However, most lone wolf terrorists tend to be white males between 15-50. They are often socially marginalised, loners, and may have maladjustments such as alcoholism or are facing challenges such as unemployment. There are often mental health issues, but their IQs tend not to be unusual – they are neither evil geniuses nor idiots.

Kaczynski, the Unabomber, radicalised himself before the internet but that wouldn’t happen now. I would go so far as to say that it is impossible today to be a lone wolf in western Europe or the US without some degree of internet radicalisation. That has been the game-changer, because even if solo actors are socially isolated in a practical, real-world sense, they can still identify with wider tropes and ideologies online.

“It is impossible today to be a lone wolf in western Europe or the US without some degree of internet radicalisation.”

In my work I have to look at some pretty nasty websites. One is called White Revolution, and in 2011 they did a straw poll to ask their users: ‘What is your most preferred engagement with extreme-right ideas?’ Around 30% of the 300 people that responded said ‘Don’t know’ and about 20% said ‘Via an organized group’. The most popular option, with 47%, was ‘Lone wolf’.

It’s not like all those people are at home crafting bombs like the Unabomber – they just like what they see as the glamour of the idea, and most of them will just be keyboard warriors. But if you had asked the same question 20 years earlier, that answer would have scored 0%. It just wasn’t on the radar.

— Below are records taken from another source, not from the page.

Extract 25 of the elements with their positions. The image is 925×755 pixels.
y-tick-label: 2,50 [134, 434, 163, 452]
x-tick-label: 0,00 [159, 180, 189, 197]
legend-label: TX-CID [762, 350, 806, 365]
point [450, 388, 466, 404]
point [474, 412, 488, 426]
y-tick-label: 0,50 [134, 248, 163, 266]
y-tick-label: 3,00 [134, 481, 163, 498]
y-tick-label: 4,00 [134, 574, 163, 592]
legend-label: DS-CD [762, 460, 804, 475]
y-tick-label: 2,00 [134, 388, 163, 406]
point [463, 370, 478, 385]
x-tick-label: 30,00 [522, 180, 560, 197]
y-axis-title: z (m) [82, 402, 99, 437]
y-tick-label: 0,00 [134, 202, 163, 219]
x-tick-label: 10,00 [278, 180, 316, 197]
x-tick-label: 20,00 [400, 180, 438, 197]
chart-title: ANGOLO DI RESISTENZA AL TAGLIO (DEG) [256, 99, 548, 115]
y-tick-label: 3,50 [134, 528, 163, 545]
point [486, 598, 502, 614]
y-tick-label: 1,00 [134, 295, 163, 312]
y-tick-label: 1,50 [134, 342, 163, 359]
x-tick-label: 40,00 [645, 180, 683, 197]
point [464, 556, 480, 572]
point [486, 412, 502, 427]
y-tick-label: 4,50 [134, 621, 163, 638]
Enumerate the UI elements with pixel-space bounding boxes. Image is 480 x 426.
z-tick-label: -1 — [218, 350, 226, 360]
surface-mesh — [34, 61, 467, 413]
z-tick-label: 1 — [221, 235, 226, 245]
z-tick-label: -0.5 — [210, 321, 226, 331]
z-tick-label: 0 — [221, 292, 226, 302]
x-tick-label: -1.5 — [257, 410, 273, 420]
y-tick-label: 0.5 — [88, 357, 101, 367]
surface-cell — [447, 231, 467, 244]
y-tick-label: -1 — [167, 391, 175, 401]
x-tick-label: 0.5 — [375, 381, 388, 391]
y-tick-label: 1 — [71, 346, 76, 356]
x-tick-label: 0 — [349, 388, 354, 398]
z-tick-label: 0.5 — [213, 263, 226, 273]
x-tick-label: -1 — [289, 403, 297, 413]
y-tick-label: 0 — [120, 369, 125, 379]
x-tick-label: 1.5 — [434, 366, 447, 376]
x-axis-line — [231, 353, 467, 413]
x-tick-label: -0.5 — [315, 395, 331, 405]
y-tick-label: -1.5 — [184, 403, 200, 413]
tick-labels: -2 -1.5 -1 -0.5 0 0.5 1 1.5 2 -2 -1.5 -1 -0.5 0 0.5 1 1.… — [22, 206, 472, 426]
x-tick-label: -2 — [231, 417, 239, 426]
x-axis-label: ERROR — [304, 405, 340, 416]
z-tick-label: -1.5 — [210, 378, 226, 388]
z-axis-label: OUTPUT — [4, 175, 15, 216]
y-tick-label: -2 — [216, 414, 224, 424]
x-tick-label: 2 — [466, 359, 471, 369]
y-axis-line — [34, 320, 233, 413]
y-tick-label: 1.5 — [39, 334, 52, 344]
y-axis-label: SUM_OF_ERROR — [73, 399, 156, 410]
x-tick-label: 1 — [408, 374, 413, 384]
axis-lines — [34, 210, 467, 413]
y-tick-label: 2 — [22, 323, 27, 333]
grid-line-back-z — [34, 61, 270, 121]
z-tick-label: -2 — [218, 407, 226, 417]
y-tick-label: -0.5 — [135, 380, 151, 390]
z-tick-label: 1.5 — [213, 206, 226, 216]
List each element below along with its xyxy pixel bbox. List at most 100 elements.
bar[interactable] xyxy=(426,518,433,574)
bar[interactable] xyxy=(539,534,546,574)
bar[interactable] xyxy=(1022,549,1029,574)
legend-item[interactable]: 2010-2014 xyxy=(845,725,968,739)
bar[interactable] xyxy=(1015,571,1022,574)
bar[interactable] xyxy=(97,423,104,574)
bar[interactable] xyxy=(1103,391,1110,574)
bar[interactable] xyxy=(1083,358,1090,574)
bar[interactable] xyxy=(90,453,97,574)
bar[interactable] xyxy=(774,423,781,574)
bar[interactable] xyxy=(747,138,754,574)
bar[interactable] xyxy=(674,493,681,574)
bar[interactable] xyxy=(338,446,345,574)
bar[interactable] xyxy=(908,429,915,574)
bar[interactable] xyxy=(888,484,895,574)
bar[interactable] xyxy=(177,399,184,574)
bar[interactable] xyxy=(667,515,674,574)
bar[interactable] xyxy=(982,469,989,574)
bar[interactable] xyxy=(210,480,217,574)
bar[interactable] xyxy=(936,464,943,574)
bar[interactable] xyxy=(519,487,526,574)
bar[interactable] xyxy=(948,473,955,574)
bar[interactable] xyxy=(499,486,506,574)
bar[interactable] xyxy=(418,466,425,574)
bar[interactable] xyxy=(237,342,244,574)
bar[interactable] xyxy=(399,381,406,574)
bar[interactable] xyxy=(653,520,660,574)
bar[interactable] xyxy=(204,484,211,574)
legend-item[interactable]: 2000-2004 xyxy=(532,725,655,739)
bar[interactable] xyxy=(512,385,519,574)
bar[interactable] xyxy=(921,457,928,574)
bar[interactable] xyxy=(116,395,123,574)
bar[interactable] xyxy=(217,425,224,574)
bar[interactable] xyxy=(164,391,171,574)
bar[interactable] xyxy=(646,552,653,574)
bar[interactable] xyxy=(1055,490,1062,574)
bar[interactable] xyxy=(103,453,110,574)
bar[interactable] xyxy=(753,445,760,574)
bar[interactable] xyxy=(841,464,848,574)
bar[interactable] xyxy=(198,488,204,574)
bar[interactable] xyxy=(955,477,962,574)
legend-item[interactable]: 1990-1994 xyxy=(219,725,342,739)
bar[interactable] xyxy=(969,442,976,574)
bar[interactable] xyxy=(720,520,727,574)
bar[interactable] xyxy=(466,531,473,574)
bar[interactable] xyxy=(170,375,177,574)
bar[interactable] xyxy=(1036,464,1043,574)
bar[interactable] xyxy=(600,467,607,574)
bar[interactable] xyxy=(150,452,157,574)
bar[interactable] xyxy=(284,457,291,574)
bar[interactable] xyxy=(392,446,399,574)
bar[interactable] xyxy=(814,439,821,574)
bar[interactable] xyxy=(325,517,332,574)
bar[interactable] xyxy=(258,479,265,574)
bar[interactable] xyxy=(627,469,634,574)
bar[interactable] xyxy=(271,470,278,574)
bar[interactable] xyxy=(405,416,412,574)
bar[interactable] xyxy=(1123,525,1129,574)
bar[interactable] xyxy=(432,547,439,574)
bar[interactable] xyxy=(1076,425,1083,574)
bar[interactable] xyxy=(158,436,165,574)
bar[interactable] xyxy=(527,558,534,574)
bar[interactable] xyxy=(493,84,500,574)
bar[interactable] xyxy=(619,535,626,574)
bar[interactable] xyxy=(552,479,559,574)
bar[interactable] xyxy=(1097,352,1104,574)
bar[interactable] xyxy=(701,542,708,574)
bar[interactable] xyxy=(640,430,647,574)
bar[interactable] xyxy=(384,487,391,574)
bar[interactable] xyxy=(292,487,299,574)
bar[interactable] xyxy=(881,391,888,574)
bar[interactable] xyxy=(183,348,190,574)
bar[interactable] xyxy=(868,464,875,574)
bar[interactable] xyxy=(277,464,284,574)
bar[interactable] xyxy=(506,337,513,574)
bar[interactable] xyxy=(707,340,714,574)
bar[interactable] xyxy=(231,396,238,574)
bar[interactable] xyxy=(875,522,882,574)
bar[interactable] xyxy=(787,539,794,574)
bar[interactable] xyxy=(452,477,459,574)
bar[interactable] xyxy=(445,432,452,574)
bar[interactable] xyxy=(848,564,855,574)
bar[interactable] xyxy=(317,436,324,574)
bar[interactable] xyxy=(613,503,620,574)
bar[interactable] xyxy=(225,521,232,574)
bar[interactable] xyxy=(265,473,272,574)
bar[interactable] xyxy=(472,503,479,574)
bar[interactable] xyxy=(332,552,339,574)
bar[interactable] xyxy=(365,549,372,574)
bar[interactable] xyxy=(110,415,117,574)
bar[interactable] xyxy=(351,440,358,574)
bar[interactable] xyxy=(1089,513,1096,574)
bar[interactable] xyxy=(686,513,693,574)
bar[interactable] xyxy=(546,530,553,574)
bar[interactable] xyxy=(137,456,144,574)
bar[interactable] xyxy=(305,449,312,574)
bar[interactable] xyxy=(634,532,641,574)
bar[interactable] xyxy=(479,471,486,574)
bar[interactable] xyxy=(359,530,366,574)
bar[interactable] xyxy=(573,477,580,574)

How can the security services stop lone wolf terrorists? It’s hard, because by definition they leave very small footprints. They may be able to detect patterns of radicalisation: a guy who goes from never being online to being online an hour a day but never posting, to posting for six hours a day. But not everybody does this.

As I said, lone wolf terrorism has historically been owned by the Far Right – Islamist terrorist groups like al-Qaeda tend to prefer big spectacular attacks like 9/11. But in the last year or two there have been four or five cases of self-directing Islamist terrorists driving trucks into crowds of people. Even in 2009/2010, [Yemeni imam and radical preacher] Anwar al-Awlaki was talking about ‘personal jihadi’, which isn’t too far from Louis Beam’s ‘leaderless resistance’. I think we are going to see a lot more of that from jihadi terrorists.

https://www.youtube.com/embed/qcU0V7UVVHo?wmode=opaque

In 2010 I worked on the case of Ian Davison, who was an unemployed milkman from the northeast who used just his credit card and his wi-fi and made a weapon of mass destruction in his garage. He was preparing lethal doses of ricin and he was the first person in Britain to be convicted under the Chemical Weapons Act.

Davison hadn’t got as far as dispersing or weaponising the ricin before he got interdicted by the security services, but what he could have done with a dirty bomb is terrifying. That’s why I think lone wolf and self-directed terrorism is very much going to be with us in the 21st century. We invaded a sovereign country in 2003 looking for WMDs and now you can make them in your basement with a credit card and a computer.

Yet even though there is this new reality of bomb-making techies, the worst act of right-wing terrorism – except for the Bologna bomb – in Europe since 1945 was carried out by one guy with a gun: Anders Breivik, who killed 77 people in Norway in 2011. Most of the victims were children and most of them were shot execution-style from six inches away.

“Anders Breivik typified the thinking of the Far Right lone wolf terrorist. They think, ‘I’m the one who can bring about change’.”

Breivik wrote a manifesto that he called 2083: A European Declaration of Independence, in which he made it clear that he was a solo actor because he knew that the more people there were in a cell, the greater chance there was of being intercepted and arrested. He reckoned working in a cell of five people meant a 95% chance of being caught before the act of terrorism. Working alone brought it down to 30%.

The figures may be back-of-the-envelope calculations by a mass murderer but Breivik knew that he had more chance of success working alone – and he also typified something of the thinking of the Far Right lone wolf terrorist. At some level, they think, “You know what? I’m the one who can bring about change.”